What you don't do is claim that there should be effect E in your argument's example, but fail to specify how anything should be affected by E in this example, and then claim that we don't find the results of an effect you never described to begin with.
 

YmirGF

Bodhisattva in Recovery
I've done this now, but I don't think it will be effective because your example is almost literally flawed at every point and so fundamentally ill-conceived it is hard to find a starting point from which to analyze the errors. However, after giving this some thought, I decided that the closest thing to such a starting point is your claim that "This velocity is close enough to the velocity of light so that they should apparently be significantly affected by time dilation..."
You are significantly affected by time dilation when sitting in a chair in your house. Your "argument" supposes that time dilation should affect...? What? How? Time dilation affects an observer at rest (i.e., with no velocity let alone one near the speed of light) relative to a moving observer traveling at speeds far, far below that of light. You seem to think that because the spaceships are travelling fast, we can therefore assume time dilation matters (we can always assume this as it is always true) but nowhere do you argue how it is supposed to affect anything and doesn't. That is, by failing to understand what time dilation is, you simply state that special relativity holds it matters in the example you use, you don't state how, and then conclude that your example shows the absence of this effect without ever expressing how it should exist (according to special relativity).

To simplify:
1) According to special relativity, there exists a phenomenon usually called time dilation.
2) You claim that this phenomenon, according to special relativity, should exist in your thought-experiment because of the velocities of the spaceships
3) You do not state how, according to special relativity, this phenomenon is supposed to exist in your thought-experiment.
4) You then go on to claim that in you have shown in your thought experiment this phenomenon doesn't, in fact, exist.
5) Since you never explain how the theory of special relativity holds that this phenomenon should appear in your thought-experiment, you've shown only that something undefined doesn't occur in your argument because you have defined it that way.

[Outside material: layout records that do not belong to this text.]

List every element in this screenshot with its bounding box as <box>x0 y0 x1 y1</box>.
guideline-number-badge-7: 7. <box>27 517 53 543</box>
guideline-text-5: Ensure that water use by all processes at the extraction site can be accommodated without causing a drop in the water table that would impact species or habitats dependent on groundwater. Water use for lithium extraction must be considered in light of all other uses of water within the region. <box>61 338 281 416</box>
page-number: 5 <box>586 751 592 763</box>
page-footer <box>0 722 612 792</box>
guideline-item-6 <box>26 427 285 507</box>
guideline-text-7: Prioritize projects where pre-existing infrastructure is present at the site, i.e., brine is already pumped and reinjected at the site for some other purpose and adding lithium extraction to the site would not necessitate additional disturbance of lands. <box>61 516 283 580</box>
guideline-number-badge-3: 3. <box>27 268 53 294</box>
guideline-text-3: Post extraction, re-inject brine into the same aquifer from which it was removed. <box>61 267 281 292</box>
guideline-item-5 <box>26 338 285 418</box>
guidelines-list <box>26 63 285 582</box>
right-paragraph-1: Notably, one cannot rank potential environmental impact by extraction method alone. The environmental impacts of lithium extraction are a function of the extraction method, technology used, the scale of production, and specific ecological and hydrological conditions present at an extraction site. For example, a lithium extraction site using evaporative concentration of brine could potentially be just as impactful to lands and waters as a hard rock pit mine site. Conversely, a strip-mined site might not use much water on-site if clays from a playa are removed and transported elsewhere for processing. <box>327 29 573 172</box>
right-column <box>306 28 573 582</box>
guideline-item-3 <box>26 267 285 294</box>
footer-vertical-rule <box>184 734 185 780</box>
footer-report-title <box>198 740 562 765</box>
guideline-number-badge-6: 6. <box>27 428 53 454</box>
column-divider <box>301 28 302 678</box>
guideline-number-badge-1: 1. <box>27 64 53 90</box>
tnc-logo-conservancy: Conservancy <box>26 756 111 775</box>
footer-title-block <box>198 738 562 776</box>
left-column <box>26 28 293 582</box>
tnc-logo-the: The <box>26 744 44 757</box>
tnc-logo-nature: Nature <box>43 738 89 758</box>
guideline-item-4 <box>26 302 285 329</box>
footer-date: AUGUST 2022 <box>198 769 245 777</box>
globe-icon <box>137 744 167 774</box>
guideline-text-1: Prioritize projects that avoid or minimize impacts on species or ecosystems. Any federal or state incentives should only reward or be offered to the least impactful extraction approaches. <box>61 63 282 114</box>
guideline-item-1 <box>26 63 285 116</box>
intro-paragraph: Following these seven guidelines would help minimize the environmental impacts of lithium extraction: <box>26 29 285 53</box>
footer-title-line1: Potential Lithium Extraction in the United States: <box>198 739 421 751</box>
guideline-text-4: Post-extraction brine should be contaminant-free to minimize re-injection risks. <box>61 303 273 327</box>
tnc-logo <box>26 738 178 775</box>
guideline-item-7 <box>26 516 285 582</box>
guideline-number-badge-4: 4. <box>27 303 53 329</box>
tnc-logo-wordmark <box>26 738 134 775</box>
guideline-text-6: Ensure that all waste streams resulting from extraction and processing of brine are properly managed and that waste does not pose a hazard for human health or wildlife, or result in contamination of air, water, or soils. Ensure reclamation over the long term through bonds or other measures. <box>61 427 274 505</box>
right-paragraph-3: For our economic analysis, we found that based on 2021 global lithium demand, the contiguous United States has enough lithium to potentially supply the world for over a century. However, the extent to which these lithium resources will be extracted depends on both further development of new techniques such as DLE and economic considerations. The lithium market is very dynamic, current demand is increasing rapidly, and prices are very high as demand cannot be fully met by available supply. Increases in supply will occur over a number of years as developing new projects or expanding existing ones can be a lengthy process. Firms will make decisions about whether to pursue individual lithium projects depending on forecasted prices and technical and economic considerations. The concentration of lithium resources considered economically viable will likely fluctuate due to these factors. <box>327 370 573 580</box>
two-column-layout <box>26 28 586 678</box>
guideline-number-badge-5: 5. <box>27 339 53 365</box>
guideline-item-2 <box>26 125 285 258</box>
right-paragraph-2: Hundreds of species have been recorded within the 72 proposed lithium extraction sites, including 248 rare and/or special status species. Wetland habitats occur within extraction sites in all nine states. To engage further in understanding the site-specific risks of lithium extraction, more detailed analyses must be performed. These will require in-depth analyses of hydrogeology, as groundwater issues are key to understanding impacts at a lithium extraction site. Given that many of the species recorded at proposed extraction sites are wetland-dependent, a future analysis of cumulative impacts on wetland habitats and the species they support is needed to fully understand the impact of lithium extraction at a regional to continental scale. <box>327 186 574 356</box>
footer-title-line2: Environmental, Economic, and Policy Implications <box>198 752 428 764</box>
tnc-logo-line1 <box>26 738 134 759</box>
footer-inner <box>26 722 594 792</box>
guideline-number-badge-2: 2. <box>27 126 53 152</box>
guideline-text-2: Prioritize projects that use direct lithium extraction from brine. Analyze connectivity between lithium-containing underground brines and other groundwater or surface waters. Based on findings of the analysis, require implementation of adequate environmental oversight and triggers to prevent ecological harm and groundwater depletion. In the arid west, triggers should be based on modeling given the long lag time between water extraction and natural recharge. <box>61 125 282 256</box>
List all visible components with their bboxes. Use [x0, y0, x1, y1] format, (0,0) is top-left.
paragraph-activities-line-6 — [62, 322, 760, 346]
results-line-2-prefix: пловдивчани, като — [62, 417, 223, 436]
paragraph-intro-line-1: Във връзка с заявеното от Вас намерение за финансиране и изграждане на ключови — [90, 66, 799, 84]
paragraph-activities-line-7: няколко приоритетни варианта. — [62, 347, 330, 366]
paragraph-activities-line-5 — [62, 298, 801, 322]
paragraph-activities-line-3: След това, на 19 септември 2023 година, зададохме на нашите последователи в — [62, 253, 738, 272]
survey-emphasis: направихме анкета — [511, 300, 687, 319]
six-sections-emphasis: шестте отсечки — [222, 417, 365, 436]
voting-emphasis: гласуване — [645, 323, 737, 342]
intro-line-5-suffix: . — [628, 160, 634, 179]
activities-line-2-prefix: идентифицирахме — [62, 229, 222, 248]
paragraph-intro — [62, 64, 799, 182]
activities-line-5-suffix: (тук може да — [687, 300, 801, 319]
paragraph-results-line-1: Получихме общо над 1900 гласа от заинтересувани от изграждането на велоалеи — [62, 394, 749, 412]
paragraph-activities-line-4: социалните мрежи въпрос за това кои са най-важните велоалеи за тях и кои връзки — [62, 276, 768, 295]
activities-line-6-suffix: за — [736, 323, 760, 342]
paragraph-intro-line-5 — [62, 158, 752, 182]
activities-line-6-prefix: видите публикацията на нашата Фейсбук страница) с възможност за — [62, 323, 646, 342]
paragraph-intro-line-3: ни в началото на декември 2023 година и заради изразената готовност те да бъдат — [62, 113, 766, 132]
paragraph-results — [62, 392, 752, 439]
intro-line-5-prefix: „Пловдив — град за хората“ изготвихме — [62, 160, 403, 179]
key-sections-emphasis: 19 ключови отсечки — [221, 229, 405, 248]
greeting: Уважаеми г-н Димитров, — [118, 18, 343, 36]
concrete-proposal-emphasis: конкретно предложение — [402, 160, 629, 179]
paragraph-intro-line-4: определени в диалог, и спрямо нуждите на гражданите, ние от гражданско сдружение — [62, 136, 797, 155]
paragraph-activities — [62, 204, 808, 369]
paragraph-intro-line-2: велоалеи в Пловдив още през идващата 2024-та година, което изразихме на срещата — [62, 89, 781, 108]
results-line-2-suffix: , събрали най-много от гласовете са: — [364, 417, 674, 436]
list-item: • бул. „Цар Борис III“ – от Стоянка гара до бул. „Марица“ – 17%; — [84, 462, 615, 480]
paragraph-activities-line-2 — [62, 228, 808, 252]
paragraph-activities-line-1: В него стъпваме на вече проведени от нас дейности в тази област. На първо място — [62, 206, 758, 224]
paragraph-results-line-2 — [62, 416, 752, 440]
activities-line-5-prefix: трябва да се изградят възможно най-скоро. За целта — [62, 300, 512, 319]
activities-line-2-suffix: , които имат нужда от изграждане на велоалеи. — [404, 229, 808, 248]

Let us examine how an actual argument might proceed to show something like that you wish to:
1) According to Theory X, given certain conditions we should find that some set of variables or quantities (measurements of time, temperature, mass, eigenstates in Hilbert space, etc.) are altered by effect E.
2) You describe a condition C in which effect E should hold.
3) You describe how Theory X holds that E should change the relevant variables or quantities in C.
4) You then show that the changes expected by E do not occur in C.

What you don't do is claim that there should be effect E in your argument's example, but fail to specify how anything should be affected by E in this example, and then claim that we don't find the results of an effect you never described to begin with.
So, effectively the poster has created a straw man that he goes on to invalidate. Spiffy.